That’s right, at some point we’re all losers. No matter how hard we try, we are going to lose eventually. You can plan ahead, trust to luck, look for mercy from friends or family, or rely entirely on your own skills, but eventually YOU WILL LOSE. Of course, I’m talking about when we play games, but this can be taken far beyond the table and apply to any game (or even other parts of life)!
And don’t worry – I’m not going to start off by saying it’s just a game… While that may be true, it’s the most overused cliché on this particular subject, and one that drives this writer bonkers when people use it.
So why is losing such a big deal to so many people? It may be because we feel like we failed at something or because we aren’t as good as someone else. A number of people measure their value based only on their successes. This kind of thinking is like the person hiking to the top of a mountain, never taking their eyes off the goal. Eventually they may get there, but they missed the views along the way, the conversation with fellow travelers, and almost always miss the point of the journey.
So, here’s some things to practice for the next time you get your backside handed to you at the table:
Remember the journey is more important than the destination
Playing a game with friends or family is a chance to talk, laugh, joke and spend time with people we care about.
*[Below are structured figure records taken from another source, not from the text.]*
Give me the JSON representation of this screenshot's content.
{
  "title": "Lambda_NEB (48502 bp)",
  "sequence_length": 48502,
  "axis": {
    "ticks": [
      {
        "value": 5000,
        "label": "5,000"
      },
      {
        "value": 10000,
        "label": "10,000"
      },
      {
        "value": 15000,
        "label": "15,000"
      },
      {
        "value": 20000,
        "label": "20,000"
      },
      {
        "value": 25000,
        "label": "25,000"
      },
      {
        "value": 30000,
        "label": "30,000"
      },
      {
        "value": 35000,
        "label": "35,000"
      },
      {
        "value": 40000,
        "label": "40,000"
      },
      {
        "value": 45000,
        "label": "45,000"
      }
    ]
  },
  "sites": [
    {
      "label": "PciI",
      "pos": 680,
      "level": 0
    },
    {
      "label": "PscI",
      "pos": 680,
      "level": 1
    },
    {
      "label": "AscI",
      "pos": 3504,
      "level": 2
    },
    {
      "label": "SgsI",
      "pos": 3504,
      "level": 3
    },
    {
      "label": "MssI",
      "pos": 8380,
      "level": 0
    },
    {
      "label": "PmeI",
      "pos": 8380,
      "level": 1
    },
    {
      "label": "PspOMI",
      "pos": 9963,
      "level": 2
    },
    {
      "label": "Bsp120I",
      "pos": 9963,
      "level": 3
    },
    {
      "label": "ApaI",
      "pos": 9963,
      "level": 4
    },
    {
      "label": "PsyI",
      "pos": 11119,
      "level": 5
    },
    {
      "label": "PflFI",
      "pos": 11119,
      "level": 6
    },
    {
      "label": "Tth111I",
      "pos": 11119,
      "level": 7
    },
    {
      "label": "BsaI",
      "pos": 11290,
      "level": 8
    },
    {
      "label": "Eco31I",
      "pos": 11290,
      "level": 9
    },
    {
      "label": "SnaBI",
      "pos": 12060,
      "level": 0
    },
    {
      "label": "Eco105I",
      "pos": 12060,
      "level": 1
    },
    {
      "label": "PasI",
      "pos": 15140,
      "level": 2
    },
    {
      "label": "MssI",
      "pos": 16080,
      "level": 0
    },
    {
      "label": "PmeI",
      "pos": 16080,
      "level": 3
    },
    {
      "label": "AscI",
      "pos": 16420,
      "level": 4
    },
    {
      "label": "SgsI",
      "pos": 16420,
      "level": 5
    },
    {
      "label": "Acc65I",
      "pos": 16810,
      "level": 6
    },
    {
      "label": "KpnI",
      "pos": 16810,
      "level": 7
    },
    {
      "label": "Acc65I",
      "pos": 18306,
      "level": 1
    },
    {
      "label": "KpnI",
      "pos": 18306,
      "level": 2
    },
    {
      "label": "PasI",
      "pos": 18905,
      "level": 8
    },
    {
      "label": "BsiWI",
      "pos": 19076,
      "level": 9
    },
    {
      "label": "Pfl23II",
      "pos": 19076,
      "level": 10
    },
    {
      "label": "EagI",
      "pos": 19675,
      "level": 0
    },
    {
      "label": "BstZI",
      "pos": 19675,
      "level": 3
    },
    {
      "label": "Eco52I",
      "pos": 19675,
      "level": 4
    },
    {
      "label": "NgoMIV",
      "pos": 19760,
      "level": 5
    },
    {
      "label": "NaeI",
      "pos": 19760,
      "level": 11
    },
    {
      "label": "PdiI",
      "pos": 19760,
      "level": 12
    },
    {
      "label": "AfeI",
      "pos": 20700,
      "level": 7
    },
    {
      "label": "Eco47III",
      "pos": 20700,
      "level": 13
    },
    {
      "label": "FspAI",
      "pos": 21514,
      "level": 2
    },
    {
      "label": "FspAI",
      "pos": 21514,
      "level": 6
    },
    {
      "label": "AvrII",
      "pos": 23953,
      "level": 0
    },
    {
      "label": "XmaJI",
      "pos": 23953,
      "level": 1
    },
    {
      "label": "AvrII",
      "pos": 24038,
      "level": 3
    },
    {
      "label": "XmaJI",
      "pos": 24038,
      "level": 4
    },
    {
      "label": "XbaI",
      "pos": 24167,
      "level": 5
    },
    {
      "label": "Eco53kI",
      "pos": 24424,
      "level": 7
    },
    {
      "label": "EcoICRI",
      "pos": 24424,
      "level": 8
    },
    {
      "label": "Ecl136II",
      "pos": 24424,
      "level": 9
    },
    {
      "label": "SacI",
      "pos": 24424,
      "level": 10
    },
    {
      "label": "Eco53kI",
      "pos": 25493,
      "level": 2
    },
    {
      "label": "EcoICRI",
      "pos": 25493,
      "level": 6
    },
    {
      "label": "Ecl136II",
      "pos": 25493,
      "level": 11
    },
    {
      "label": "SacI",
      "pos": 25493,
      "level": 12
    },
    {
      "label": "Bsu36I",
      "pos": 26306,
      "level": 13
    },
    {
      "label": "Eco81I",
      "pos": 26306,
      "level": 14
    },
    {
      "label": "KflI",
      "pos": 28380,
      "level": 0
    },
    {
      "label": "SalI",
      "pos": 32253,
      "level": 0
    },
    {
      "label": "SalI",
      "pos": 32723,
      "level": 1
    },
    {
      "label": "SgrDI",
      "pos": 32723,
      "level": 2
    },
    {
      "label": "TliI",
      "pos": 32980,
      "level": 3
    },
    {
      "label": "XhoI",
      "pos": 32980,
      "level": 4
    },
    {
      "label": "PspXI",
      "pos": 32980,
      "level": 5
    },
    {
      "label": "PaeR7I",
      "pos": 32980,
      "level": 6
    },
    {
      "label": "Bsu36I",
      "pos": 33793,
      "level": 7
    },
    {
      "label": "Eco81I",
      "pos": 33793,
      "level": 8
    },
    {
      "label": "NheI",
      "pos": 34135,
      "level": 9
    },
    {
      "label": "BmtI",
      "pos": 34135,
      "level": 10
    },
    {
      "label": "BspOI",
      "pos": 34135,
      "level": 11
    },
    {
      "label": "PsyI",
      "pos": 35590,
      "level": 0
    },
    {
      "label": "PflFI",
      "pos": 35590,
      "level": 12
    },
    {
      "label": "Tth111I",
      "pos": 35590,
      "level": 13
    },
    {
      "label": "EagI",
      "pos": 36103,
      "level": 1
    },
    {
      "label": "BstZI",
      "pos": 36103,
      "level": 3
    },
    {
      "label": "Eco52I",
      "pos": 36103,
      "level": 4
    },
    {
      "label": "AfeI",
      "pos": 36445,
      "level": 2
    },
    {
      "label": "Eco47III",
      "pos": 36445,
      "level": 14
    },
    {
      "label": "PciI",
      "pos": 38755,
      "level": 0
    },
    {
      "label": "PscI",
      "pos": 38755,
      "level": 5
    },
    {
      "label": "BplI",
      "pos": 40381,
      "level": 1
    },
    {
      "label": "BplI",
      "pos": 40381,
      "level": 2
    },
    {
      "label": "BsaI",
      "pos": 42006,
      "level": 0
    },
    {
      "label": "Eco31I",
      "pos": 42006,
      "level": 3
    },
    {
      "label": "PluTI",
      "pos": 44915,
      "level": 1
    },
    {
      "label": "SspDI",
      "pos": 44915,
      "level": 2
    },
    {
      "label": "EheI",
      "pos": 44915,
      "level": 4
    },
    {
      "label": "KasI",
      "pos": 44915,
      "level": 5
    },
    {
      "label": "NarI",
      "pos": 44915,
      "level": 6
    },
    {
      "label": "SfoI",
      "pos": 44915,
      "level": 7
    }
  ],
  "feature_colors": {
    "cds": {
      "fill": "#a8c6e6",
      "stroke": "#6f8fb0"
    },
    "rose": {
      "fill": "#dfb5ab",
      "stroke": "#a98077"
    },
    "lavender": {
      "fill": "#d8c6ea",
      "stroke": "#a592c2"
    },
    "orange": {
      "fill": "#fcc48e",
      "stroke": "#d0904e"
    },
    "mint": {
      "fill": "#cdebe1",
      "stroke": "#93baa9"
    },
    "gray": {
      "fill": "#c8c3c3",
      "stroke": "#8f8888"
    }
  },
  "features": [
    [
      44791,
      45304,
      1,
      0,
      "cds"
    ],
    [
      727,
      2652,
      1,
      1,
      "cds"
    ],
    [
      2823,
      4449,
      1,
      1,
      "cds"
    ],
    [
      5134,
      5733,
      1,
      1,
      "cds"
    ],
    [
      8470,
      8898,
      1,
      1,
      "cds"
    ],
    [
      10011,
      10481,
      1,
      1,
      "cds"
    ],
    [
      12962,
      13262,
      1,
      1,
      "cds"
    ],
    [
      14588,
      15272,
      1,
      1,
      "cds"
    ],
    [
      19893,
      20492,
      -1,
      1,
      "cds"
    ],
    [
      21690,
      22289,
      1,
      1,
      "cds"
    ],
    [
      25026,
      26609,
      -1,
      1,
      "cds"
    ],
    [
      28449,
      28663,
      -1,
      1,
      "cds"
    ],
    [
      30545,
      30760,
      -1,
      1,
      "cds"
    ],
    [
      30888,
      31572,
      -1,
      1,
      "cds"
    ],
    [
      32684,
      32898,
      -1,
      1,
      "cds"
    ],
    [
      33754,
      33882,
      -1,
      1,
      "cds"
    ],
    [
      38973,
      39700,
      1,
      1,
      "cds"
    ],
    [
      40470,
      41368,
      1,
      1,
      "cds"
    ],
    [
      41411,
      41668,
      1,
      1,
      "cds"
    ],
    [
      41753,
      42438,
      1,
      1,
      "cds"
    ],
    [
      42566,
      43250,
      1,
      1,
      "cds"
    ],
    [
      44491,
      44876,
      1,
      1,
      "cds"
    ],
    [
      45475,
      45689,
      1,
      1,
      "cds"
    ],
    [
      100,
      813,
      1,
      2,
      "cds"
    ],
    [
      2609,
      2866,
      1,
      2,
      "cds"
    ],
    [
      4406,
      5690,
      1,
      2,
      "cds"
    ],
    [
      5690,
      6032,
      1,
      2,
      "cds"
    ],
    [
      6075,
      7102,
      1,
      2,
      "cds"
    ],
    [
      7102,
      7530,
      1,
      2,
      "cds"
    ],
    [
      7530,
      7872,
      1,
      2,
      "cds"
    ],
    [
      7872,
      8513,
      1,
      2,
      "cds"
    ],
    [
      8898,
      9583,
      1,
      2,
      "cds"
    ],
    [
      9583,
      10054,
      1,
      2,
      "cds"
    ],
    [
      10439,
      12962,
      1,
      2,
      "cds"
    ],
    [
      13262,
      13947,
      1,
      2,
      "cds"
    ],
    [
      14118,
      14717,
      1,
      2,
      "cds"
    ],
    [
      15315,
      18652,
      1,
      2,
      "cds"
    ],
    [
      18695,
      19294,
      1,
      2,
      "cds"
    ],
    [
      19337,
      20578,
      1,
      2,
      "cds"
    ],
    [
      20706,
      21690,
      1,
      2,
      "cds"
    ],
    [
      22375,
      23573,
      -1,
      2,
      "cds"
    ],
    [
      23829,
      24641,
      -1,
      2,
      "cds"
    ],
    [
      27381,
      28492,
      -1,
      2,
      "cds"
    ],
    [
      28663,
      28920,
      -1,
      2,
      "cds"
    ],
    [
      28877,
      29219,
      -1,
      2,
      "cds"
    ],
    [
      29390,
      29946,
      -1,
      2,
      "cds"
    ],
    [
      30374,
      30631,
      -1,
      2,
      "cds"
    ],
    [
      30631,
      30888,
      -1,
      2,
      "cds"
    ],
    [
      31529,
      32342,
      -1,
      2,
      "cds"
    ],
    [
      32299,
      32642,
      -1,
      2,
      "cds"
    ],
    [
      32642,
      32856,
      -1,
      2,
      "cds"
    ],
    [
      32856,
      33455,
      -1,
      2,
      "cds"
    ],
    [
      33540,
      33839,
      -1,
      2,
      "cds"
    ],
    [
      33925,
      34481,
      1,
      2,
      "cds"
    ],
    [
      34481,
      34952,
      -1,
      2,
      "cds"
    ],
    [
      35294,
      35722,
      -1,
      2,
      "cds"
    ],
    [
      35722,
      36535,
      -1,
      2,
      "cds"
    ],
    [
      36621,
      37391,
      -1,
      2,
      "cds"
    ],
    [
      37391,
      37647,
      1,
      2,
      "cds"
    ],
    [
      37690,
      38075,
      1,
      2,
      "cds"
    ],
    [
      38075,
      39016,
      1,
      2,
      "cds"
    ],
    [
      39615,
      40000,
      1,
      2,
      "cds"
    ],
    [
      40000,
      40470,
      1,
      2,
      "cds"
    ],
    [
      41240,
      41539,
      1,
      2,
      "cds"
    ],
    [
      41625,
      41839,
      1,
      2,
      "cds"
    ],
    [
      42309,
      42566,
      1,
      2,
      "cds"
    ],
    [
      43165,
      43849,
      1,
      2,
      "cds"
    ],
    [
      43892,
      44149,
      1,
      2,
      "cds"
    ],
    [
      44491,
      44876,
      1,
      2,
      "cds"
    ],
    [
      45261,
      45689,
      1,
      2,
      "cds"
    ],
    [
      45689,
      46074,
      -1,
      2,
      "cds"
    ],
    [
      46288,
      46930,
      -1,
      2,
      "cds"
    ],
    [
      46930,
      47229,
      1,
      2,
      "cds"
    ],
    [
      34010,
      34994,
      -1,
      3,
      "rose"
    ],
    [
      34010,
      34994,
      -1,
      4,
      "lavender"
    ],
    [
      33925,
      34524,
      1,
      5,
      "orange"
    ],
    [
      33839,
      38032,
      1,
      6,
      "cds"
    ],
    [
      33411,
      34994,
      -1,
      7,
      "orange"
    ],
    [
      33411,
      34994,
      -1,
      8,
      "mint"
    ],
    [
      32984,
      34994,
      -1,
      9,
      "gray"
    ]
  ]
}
When you take your eyes off the top of the mountain/winning the game and focus instead on the people you’re traveling with, you’ll find that you remember the time more than if you won or lost.
“Focus on the journey, not the destination. Joy is found not in finishing an activity but in doing it.” – Greg Anderson
Don’t blame any person or element of luck.
Everybody was playing the same game, and everybody was rolling the same dice/drawing from the same deck. While you might cite a series of 6’s rolled on the dice as the reason you weren’t able to make your strategy work, it was just as likely that you could’ve rolled the 3’s you needed. Even if fate was against you the entire night, excuses sound lame to every person listening. If you choose to blame luck as the reason you lost, either be quiet about it or start off the rant with, “Excuse me, I’m a crybaby and would like to tell you all something that only proves that…” then go on to tell everybody about the dice who had a vendetta against you.
“Accept that some days you are the pigeon, and some days you are the statue.” – David Brent
Don’t be the obnoxious player during the game.
Everybody hates the guy who’s always telling people about their brilliant strategy and how everything’s going according to plan. Even worse, when you draw that card you need and clap your hands while screaming “Yes!”, it’s going to bug enough people that they don’t care who wins, as long as it’s not you. They’ll even give other players the resources and breaks they need, just to beat you. When this happens, you’ve put yourself in the position to be upset at people and blame them (see #2) or be a sore loser just to save face. Don’t do this during the game and you won’t get backed into a corner at the end.
“I think you can be smart and directed and focused, without being obnoxious, and get plenty done.” – Bill de Blasio
Leave the game at the table.
This is perhaps the most important thing of all. When the game is done and you put it away, leave it. Don’t talk about your loss (or your win), don’t be upset at someone who stabbed you in the back during the game, don’t brood or rehash how close you were, if only someone had helped you. You lost. Let it go and keep your relationships strong away from the table. This doesn’t mean you can’t throw the gauntlet down for a rematch the next time you sit down to play a game…
“I’ve had a few arguments with people, but I never carry a grudge. You know why? While you’re carrying a grudge, they’re out dancing.” – Buddy Hackett
Smile. It’s just a game.
I know I promised I wouldn’t use that phrase, but it really is true. If you’re not having fun playing games, learn to enjoy them or stop playing. Life is too short to engage in anything we hate, especially when there are plenty of things to do that we like. If games are miserable to play, stop playing them! If you only have fun when you win, go back and read #1 again. Games are meant to be challenging and cause us to think, but all that won’t matter if the you or the people you play with don’t enjoy it. Games are meant to be a way to spend time with other people – a journey to be taken together.